Tom Sukanen (born Tomi Jaanus Alankola; 1878 – April 23, 1943), was a Finnish-born Canadian sailor. He immigrated to Minnesota at the age of twenty, where he married and became a farmer. In 1911, he left his wife and farm and walked to Saskatchewan, where his brother Svante Sukanen was living. Tom then began a homestead in the Macrorie area and farmed there for seven years. Returning to Minnesota, he found that his wife had died, their children living in foster homes, and their farm abandoned. He attempted to bring his son back to Saskatchewan, but the boy was turned back at the Canada–US border.
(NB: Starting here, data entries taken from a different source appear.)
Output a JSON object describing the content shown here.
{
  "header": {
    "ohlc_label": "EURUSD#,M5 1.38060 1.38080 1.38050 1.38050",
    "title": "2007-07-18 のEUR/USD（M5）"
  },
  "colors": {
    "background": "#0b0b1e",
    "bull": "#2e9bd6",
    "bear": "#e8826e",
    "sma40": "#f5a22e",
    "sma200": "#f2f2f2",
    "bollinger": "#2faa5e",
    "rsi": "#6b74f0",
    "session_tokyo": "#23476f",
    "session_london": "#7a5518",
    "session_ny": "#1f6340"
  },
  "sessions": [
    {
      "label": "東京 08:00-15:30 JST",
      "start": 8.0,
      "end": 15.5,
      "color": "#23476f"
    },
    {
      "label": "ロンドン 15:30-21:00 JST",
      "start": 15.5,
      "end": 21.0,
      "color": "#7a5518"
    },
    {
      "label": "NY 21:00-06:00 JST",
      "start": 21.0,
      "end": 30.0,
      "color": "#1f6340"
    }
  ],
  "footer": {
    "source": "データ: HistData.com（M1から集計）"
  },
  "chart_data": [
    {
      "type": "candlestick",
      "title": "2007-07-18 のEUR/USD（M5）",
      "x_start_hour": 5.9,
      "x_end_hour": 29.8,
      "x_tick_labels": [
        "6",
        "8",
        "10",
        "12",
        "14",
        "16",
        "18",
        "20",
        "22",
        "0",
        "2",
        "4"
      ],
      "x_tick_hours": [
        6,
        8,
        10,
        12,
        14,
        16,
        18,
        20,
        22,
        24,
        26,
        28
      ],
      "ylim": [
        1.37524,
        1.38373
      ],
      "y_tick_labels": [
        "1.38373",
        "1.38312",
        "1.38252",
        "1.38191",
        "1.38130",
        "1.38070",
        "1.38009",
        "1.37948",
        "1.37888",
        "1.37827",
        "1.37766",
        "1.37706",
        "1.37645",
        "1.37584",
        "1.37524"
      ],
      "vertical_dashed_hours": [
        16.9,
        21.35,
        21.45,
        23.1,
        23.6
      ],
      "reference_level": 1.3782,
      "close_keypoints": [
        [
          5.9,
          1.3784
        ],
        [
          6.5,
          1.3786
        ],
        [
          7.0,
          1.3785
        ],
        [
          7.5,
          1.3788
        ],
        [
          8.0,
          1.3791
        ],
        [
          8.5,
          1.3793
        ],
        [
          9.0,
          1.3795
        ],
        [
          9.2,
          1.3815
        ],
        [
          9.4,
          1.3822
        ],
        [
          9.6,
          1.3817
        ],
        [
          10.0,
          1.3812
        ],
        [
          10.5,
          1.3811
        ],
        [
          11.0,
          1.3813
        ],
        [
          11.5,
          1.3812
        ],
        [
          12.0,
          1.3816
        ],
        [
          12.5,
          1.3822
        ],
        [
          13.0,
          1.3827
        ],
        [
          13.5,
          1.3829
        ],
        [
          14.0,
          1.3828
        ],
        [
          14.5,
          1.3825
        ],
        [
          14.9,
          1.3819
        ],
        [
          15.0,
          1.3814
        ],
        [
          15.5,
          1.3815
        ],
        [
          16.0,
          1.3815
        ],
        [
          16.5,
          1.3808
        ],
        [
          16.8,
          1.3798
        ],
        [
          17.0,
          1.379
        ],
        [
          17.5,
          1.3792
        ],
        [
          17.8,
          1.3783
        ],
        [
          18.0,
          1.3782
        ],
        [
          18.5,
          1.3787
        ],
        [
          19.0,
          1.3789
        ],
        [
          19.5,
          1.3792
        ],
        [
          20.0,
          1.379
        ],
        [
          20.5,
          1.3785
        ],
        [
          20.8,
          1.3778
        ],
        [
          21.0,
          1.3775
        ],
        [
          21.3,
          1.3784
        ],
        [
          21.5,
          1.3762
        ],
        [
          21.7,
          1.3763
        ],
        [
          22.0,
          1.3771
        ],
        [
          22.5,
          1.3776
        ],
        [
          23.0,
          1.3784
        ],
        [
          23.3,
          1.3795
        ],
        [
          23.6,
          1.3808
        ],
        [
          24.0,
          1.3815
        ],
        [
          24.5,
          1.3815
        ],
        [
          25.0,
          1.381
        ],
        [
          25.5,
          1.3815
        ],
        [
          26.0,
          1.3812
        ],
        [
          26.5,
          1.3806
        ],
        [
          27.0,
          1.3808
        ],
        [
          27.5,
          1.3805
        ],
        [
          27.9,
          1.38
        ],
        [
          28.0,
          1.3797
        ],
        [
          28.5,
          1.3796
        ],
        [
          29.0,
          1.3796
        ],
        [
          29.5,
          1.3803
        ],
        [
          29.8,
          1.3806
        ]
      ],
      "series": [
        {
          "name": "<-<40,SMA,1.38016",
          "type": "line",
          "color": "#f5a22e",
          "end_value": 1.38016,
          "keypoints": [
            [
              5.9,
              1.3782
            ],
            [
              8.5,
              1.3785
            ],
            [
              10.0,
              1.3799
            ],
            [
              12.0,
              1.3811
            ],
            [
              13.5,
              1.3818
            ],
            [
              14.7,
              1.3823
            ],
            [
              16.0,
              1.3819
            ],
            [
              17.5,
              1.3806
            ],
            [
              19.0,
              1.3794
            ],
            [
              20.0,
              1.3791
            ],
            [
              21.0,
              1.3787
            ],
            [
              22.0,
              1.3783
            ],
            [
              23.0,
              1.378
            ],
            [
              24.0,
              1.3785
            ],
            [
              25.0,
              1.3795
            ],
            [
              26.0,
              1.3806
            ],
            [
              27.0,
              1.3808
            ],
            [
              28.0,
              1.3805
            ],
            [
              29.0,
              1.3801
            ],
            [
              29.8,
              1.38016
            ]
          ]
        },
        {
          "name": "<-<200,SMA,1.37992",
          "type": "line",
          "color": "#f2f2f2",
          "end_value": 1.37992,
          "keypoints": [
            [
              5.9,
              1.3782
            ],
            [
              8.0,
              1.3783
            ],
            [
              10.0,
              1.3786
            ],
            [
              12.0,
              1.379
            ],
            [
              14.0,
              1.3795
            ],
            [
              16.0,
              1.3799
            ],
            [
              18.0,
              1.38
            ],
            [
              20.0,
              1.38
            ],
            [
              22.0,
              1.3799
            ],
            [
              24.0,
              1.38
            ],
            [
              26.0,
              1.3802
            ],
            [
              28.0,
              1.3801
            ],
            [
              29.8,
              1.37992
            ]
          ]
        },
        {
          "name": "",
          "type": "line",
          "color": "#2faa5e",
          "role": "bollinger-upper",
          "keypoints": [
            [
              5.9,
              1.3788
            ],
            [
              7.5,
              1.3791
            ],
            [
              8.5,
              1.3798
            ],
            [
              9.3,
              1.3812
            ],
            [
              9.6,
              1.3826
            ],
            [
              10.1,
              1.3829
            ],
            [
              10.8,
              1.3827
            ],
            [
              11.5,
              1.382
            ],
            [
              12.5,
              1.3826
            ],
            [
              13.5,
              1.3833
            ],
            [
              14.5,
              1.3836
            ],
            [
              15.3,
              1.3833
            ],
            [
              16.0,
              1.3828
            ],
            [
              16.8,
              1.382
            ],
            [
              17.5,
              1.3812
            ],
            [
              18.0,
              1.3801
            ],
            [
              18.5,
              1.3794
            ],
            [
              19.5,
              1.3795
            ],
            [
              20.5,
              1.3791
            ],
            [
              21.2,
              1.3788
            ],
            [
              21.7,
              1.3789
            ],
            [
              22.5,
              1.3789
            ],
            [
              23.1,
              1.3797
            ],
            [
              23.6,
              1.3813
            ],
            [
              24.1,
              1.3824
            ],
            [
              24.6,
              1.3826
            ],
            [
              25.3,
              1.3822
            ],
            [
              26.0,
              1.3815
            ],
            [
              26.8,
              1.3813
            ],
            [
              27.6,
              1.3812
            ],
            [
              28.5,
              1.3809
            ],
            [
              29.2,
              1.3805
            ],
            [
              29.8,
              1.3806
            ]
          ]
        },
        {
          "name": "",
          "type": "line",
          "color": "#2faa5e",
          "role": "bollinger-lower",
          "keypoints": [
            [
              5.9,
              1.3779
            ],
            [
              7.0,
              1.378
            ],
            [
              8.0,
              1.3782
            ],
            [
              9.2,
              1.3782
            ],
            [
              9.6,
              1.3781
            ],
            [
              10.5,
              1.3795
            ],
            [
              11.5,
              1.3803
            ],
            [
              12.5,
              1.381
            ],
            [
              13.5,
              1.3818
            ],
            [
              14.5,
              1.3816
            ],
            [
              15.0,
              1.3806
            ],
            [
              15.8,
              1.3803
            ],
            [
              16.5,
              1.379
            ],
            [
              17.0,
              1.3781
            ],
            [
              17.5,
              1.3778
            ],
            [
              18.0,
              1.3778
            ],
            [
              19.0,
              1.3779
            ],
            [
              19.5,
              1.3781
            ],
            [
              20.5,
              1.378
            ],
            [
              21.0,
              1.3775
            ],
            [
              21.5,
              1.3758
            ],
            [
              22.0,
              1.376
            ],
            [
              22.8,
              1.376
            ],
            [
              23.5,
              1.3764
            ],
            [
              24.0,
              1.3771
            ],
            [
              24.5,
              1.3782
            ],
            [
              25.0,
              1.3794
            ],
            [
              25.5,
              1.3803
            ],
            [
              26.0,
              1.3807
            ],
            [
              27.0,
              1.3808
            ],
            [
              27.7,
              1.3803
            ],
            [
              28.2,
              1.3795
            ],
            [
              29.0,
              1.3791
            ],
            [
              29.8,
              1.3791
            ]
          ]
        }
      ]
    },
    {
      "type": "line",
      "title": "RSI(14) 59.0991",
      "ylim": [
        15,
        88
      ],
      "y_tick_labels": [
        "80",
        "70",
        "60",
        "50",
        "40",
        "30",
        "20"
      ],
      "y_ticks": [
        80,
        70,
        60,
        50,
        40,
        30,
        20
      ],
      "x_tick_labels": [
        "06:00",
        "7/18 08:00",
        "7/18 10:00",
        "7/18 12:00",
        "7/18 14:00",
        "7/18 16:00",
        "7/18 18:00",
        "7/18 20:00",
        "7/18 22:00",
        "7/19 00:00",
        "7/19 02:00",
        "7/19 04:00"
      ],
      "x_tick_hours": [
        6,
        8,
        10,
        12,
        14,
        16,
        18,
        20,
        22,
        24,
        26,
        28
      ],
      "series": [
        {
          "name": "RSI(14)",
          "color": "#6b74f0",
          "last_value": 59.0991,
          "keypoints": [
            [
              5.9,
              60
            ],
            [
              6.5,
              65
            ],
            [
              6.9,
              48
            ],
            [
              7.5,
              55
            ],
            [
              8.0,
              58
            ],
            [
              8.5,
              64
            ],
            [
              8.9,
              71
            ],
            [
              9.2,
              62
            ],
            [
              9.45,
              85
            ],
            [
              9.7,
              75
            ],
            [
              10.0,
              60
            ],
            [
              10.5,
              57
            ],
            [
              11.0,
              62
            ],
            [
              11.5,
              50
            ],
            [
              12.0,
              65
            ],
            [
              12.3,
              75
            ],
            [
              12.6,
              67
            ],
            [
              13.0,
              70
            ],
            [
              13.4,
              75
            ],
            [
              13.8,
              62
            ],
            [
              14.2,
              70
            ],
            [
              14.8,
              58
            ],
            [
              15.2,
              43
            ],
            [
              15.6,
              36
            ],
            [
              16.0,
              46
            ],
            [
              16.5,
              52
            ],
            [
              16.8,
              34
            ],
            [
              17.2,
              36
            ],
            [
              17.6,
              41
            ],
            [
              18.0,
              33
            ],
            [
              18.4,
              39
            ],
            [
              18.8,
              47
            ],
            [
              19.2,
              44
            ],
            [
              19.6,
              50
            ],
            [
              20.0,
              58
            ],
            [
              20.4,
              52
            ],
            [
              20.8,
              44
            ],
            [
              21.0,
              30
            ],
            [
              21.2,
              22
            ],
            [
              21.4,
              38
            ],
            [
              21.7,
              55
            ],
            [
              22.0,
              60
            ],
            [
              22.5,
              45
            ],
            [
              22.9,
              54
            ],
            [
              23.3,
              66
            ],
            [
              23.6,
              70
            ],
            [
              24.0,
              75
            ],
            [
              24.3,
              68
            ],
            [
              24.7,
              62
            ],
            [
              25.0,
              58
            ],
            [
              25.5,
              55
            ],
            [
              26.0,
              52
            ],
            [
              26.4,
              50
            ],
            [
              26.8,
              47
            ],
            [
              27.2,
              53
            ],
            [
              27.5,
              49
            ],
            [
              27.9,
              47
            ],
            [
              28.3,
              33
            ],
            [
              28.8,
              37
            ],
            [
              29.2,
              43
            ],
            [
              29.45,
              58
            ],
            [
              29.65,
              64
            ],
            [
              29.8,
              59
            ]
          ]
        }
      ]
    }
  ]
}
In 1929, at the height of the Great Depression, he made a laborious return voyage to Finland for a visit. Upon his return, he set to building a sea vessel to facilitate his permanent repatriation to his homeland.

==Cultural legacy==
Sukanen has been the inspiration for a number of plays and artworks. Ken Mitchell's play The Shipbuilder is based on Sukanen's story, as is Andreas Schroeder's novel Dustship Glory. The 2009 film Sisu: The Death of Tom Sukanen, written and directed by Chrystene R. Ells, and the 1985 short film Shipbuilder by Stephen Surjik, are both retellings of his story. He is the namesake of the Sukanen Ship Pioneer Village and Museum.